A Hemerocallis fulva forma coloridos
arranjos em jardins ou pátios.

O reenvasamento só se faz necessário quando as raízes tomam conta do vaso. As plantas isoladas devem receber vasos maiores, anualmente, até que, no terceiro ano, estejam em um com cerca de 45 cm de boca. Depois é melhor dividir o exemplar por vários vasos, entre abril e outubro.

Durante todo o período de crescimento das plantas, a maior exigência refere-se às regas, a fim de manter o solo sempre úmido. O lírio-amarelo adapta-se em posições ensolaradas ou locais de boa luminosidade indireta. Se estiver ao ar livre, exposto ao sol, veja a umidade do composto, para que nunca ressaque. A florada surge de dezembro a fevereiro; depois de terminada, corte as hastes florais rente à superfície do solo.

Outono e inverno

Em regiões de geada cubra a planta com folhas de jornal ou sacos de estopa, durante a noite. Deixe-as em posição bem iluminada e resguardadas de correntezas de ar. Regue com moderação, pois as raízes não podem ficar num composto ressecado.

Nas localidades onde o inverno revela temperaturas amenas ou mesmo altas (acima de 20°C), regue com mais regularidade, uma vez que a evaporação é intensa.

Propagação

Faça mudas dividindo o torrão das raízes. Retire a planta do vaso, no começo da primavera. Separe as raízes, com as mãos, em várias secções que contenham um bom número de folhas. Plante em vasos individuais ou em grupos, utilizando o mesmo composto indicado. Molhe bem e trate-as como plantas adultas.

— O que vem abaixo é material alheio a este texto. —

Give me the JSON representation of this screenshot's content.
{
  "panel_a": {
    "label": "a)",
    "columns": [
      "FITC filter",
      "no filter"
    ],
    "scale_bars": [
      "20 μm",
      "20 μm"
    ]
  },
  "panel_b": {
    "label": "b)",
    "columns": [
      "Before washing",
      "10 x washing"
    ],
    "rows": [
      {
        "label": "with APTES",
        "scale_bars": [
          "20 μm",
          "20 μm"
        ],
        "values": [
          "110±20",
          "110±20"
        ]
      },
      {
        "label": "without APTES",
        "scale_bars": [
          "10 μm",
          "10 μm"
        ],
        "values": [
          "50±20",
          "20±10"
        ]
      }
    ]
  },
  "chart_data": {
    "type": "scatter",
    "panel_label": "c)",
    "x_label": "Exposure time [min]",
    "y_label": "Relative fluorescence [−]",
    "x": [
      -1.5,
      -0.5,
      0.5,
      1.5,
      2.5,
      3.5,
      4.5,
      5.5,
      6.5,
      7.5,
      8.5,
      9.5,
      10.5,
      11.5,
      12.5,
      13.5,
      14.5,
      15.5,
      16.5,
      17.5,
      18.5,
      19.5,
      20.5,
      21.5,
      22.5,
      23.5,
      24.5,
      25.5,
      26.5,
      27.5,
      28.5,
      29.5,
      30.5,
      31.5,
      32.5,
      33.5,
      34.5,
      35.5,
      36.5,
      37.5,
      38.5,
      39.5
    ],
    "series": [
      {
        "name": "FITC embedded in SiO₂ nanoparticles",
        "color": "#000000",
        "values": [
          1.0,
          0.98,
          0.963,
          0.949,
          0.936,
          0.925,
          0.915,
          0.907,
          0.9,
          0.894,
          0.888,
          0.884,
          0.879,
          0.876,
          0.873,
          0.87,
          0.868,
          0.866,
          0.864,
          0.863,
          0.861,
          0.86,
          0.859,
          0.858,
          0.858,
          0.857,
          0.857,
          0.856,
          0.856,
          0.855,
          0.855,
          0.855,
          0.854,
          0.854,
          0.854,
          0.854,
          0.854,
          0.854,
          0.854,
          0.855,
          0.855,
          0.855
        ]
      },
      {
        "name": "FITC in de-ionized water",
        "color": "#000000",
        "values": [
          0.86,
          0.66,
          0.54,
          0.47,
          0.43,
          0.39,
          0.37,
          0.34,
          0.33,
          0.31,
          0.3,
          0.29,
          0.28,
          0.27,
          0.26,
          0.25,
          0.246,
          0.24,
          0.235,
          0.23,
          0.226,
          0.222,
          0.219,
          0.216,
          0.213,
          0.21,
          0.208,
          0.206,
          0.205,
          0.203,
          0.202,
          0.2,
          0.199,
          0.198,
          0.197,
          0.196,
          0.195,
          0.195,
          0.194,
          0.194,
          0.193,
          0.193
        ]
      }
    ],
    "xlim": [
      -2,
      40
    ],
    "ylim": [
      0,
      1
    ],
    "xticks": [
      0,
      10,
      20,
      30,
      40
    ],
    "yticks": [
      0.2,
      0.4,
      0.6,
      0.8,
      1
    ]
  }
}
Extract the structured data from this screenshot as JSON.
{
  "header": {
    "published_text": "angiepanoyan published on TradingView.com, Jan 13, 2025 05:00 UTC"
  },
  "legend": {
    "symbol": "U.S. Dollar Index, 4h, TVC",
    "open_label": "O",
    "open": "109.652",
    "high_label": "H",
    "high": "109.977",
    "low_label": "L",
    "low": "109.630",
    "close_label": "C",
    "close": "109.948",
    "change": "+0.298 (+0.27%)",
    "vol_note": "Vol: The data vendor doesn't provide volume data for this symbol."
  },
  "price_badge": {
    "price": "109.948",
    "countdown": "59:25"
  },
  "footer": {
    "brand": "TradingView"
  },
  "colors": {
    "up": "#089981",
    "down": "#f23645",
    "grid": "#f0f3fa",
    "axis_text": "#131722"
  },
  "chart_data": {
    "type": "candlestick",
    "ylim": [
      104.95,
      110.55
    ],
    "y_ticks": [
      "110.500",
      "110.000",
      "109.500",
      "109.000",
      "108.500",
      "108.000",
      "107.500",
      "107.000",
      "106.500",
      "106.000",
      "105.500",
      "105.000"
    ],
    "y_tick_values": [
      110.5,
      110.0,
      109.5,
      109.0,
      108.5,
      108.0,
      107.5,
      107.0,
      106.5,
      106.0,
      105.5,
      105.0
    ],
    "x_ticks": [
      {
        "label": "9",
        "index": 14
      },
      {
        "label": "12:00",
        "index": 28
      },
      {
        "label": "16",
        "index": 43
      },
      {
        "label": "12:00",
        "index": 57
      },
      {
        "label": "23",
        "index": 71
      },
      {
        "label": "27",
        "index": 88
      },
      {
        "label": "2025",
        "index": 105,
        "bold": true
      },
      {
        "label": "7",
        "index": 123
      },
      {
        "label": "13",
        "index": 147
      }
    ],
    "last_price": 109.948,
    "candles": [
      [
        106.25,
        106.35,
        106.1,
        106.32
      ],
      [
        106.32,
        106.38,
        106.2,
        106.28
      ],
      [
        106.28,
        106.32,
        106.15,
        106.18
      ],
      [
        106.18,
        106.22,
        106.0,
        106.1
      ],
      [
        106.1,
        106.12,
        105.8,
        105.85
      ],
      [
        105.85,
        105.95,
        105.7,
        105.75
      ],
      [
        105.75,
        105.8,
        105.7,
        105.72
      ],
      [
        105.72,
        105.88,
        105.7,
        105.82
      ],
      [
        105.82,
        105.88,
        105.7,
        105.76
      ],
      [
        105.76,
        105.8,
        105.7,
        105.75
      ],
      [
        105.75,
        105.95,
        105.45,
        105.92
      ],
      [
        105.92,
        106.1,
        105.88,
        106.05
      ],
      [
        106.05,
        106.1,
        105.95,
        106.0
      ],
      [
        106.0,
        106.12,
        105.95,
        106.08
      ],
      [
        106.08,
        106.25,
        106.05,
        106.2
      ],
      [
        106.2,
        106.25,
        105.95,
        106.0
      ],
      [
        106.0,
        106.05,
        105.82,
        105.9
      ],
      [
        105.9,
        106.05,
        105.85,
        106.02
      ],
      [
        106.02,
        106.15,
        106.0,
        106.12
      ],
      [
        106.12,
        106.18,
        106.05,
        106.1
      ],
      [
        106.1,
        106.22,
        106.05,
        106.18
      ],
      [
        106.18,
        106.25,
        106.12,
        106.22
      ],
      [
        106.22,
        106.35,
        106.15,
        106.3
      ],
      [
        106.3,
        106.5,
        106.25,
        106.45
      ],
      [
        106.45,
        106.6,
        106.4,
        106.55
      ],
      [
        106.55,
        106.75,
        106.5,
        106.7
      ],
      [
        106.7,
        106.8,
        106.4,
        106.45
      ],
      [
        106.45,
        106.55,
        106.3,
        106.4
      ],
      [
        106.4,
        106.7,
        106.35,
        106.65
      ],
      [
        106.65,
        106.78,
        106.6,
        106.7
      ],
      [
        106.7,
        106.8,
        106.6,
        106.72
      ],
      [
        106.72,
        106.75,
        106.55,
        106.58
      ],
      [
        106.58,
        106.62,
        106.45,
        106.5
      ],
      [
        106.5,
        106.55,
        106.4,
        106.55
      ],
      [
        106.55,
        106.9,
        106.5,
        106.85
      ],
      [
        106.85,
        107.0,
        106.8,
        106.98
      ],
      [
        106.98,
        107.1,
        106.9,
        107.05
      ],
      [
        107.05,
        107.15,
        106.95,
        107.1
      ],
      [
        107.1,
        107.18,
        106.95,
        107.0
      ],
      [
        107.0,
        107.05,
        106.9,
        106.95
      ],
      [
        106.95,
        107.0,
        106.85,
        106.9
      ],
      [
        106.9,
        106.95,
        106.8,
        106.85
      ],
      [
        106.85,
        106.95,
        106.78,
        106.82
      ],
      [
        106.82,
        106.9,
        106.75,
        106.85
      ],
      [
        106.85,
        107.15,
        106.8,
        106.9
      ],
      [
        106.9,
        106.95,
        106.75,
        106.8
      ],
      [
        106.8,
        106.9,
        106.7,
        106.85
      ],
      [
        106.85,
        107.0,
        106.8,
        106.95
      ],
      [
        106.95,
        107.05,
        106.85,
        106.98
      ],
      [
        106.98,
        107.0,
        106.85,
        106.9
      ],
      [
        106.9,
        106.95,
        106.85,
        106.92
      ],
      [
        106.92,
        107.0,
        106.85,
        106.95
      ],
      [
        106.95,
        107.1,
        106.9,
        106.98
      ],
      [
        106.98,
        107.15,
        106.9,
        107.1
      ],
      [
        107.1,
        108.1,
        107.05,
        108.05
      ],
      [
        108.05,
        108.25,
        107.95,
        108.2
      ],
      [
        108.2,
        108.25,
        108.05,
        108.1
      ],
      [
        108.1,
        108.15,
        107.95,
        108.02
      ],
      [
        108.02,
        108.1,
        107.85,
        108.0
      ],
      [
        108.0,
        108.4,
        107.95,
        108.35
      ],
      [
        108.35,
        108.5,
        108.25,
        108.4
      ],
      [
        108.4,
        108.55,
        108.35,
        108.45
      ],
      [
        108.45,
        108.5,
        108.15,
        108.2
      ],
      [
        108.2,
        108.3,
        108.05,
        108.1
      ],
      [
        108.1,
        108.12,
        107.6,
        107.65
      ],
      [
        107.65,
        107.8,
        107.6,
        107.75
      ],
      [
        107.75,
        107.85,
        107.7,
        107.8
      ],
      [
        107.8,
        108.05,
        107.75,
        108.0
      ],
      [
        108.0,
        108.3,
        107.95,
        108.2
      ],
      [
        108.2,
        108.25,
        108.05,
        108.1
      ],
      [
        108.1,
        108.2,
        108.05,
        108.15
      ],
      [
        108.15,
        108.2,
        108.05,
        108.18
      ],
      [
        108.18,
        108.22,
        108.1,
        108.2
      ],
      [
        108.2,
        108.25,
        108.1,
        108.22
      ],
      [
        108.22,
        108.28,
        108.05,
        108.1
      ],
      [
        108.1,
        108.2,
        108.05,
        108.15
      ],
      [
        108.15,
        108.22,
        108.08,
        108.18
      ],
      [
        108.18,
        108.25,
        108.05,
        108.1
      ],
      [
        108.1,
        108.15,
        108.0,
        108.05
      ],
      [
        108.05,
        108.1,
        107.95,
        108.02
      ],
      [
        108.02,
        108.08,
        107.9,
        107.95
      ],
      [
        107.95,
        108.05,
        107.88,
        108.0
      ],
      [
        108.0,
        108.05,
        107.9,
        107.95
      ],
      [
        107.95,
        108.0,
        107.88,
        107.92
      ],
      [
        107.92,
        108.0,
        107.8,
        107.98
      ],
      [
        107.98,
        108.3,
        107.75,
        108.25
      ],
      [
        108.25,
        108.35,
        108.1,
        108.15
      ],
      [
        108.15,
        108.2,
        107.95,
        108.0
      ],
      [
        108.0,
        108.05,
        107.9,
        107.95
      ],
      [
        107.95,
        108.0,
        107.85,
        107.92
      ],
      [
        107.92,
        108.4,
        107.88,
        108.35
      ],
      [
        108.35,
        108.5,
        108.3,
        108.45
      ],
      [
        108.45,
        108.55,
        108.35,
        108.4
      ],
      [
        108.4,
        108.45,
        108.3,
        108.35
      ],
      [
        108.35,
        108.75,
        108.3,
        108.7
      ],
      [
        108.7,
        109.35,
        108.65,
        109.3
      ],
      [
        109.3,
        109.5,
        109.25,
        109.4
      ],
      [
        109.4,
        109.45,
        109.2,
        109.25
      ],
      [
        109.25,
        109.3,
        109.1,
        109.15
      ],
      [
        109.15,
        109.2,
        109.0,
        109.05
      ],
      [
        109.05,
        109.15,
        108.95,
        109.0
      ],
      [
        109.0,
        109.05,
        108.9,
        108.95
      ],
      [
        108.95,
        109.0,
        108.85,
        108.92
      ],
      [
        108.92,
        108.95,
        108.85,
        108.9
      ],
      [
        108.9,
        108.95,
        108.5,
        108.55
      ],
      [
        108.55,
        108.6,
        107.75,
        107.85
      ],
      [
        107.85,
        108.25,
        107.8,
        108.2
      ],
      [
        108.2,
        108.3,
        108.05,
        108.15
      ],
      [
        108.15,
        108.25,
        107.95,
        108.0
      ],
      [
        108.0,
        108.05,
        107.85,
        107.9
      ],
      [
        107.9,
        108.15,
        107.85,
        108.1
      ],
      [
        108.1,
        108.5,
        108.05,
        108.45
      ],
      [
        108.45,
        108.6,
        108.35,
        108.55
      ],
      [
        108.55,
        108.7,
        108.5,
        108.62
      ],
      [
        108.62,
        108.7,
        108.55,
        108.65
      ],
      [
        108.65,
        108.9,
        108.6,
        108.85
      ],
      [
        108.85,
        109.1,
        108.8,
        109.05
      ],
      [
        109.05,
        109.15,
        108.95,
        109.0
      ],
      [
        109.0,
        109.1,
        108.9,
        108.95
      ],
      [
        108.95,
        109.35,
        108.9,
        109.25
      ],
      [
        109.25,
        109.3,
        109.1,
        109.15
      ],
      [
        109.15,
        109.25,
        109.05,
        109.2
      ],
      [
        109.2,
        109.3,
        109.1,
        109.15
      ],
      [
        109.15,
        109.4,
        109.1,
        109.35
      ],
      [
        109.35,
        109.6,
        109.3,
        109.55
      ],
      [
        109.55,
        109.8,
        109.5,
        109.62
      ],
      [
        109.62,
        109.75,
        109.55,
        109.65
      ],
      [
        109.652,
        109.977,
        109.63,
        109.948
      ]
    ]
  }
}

Se puder, na hora da compra observe as ralões da planta, verificando se estão saudáveis e sem danos. Folhas novas e botões florais tenros significam um bom enraizamento.


H. Kwanso rosa


Os exemplares, fáceis de cultivar, quase não apresentam problemas, desde que você os regue sempre. Solo muito seco afeta as raízes, com consequente desidratação da planta, que pode até morrer. Molhe o composto o ano todo.

A Hemerocallis fulva tornou-se uma das espécies mais conhecidas. Pode ser encontrada na Europa, na Sibéria e até no Japão. Atinge de 60 a 90 em de altura, apresentando touceiras de folhas verde-claras, em forma de fita e arqueadas, que nascem de raízes espessas e carnosas. As flores têm aspecto de trombeta e medem cerca de 10 cm de diâmetro. Colorem-se de laranja-acobreado e amarelo-escuro, desabrochando na ponta de hastes, entre dezembro e fevereiro. Cada flor dura apenas um dia, mas a florada se sucede por todo o período. Existe também uma variedade de flores dobradas, a H. fulva kwanso, cujas pétalas revelam nuanças avermelhadas e amarronzadas, e a H. fulva rosa, que produz flores matizadas de vermelho-rosado.


H. Kwanso


A H. fulva tornou-se pai de vários híbridos, de belíssima coloração, entre os quais sobressaem: o 'Stafford', com pétalas bem vermelhas e "garganta" amarelada; o 'Hyperion', amarelo-claro; o 'Pink Damask', cor-de-rosa, com "garganta" amarela; o 'Golden Orchid', amarelo-alaranjado; e o 'Buzz Bomb', vermelho, com pétalas aveludadas.
 

H. Stafford H. Pink Damask


H. aurantiaca, originária da Ásia. Produz folhas longas, verdes e brilhantes, que desenham um arco gracioso. Suas flores assumem uma coloração semelhante à do pêssego, às vezes com nuanças purpúreas, desabrochando em dezembro e janeiro. Formam densas floradas no topo de hastes de até 90 em. A H. aurantiaca major é mais vigorosa, com flores maiores, mais alaranjadas, sem os tons purpúreos.


H. Aurantiaca


H. thunbergii, do Japão, forma uma planta robusta, compacta, com folhas bem estreitas, de até 75 cm de comprimento. As vistosas flores, perfumadas, nascem em janeiro e fevereiro, na extremidade de hastes florais muito ramificadas, que medem aproximadamente 90 cm.